Ricciardella, 45, a father of four who runs a landscaping business and has no medical insurance, went into cardiac arrest, was resuscitated and was later placed into a medically induced coma after being flown from a hospital in Torrington one in Hartford, Hilmeyer said. Doctors brought him out of the coma on Tuesday, but he remained intubated and sedated because of swelling from the venom, she said.
“It was surprising that, like, anybody would try to pick up a rattlesnake,” Hilmeyer said by phone Thursday. “But it doesn’t surprise me in the same sense because he kind of always did that. If he saw an animal on the side of the road or in the road, he would try to stop and get them out of the road. Or, if he was in his Facebook groups and he’d see they have animals that need help, he would take those animals.”
“It’s crazy. It’s something you would never think is going to happen,” she said.

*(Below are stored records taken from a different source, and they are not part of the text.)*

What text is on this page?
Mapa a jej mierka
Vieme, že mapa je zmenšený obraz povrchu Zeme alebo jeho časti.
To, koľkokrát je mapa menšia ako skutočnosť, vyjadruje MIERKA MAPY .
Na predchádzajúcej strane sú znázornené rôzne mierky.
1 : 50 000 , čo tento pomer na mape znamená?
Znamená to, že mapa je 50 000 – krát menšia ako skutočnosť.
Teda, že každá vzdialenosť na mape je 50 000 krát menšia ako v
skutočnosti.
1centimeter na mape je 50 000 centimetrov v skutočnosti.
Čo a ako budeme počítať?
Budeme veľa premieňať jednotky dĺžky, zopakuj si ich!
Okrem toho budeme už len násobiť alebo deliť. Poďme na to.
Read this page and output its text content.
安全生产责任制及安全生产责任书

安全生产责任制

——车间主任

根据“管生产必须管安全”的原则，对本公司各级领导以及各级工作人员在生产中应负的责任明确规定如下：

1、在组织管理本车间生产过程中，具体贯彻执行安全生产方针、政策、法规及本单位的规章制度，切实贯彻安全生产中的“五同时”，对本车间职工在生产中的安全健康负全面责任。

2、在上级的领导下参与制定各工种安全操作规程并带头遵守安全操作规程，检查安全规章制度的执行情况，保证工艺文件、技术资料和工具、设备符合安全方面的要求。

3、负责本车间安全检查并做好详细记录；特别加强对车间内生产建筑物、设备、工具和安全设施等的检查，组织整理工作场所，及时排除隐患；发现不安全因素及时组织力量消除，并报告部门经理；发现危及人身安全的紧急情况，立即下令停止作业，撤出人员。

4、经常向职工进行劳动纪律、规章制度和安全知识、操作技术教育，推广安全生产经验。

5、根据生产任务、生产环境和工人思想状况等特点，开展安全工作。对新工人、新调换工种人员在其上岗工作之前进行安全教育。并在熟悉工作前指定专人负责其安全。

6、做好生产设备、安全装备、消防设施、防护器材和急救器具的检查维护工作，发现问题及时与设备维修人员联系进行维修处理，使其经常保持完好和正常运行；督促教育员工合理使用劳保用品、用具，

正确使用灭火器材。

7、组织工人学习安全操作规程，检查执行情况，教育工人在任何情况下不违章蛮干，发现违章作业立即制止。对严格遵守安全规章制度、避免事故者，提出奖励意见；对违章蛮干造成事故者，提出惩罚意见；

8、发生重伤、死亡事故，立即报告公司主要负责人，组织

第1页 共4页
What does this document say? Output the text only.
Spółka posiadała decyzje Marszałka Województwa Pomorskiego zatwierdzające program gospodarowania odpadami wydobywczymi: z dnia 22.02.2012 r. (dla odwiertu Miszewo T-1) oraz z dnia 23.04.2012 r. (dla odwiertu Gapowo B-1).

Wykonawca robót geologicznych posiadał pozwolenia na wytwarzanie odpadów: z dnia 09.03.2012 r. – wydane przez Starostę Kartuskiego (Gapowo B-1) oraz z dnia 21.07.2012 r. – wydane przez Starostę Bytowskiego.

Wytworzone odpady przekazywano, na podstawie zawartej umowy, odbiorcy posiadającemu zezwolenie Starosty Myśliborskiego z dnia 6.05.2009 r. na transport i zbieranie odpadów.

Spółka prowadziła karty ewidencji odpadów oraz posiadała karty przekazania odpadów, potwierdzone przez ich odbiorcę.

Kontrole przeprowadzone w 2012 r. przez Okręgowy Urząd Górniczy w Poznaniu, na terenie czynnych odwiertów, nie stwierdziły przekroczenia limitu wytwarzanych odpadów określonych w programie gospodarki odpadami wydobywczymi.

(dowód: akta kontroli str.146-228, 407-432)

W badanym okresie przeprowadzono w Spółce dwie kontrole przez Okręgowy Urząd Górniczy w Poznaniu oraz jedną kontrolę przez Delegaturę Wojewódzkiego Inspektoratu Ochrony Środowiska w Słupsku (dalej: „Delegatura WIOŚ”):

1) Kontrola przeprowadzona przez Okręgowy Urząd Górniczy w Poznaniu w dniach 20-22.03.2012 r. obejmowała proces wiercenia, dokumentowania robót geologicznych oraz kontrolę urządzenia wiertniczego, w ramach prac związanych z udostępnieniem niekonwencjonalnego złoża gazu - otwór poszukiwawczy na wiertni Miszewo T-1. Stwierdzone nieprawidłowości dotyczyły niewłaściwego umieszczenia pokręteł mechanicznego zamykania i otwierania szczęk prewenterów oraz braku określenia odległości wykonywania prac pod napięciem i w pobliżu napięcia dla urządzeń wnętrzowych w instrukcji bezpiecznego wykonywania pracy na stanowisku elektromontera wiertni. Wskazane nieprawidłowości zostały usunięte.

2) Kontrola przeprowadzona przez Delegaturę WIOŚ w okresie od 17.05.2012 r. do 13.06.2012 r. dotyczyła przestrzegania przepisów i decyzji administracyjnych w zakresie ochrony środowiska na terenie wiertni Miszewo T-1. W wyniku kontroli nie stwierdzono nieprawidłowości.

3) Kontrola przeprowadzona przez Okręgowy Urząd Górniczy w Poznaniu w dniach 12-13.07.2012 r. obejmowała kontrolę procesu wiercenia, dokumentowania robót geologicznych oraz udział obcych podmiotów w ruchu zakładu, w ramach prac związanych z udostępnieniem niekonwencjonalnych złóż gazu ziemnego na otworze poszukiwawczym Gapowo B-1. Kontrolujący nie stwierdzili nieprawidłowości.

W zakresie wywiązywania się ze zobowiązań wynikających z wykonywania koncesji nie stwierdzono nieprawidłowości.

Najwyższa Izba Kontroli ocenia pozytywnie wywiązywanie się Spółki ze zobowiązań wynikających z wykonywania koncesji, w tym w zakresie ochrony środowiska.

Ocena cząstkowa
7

The timber rattlesnake is one of two venomous snakes found in Connecticut — the other being the northern copperhead — and is extremely rare, according to the Connecticut Department of Energy and Environmental Protection. The snake is listed as endangered and is illegal to kill or collect. Rattlesnake bites are also extremely rare in the state, the agency said.
Ricciardella’s brother, Robert Ricciardella, said they grew up in Waterbury, Connecticut, and spent weekends in upstate New York, where they used to play in the woods and catch snakes, lizards and other critters — but never a rattlesnake. He said he was surprised that his brother tried to help one and was bitten.
“He does quite know better,” he said.
Joseph Ricciardella’s family has set up a GoFundMe page that has raised more than $5,000 so far to pay his medical bills.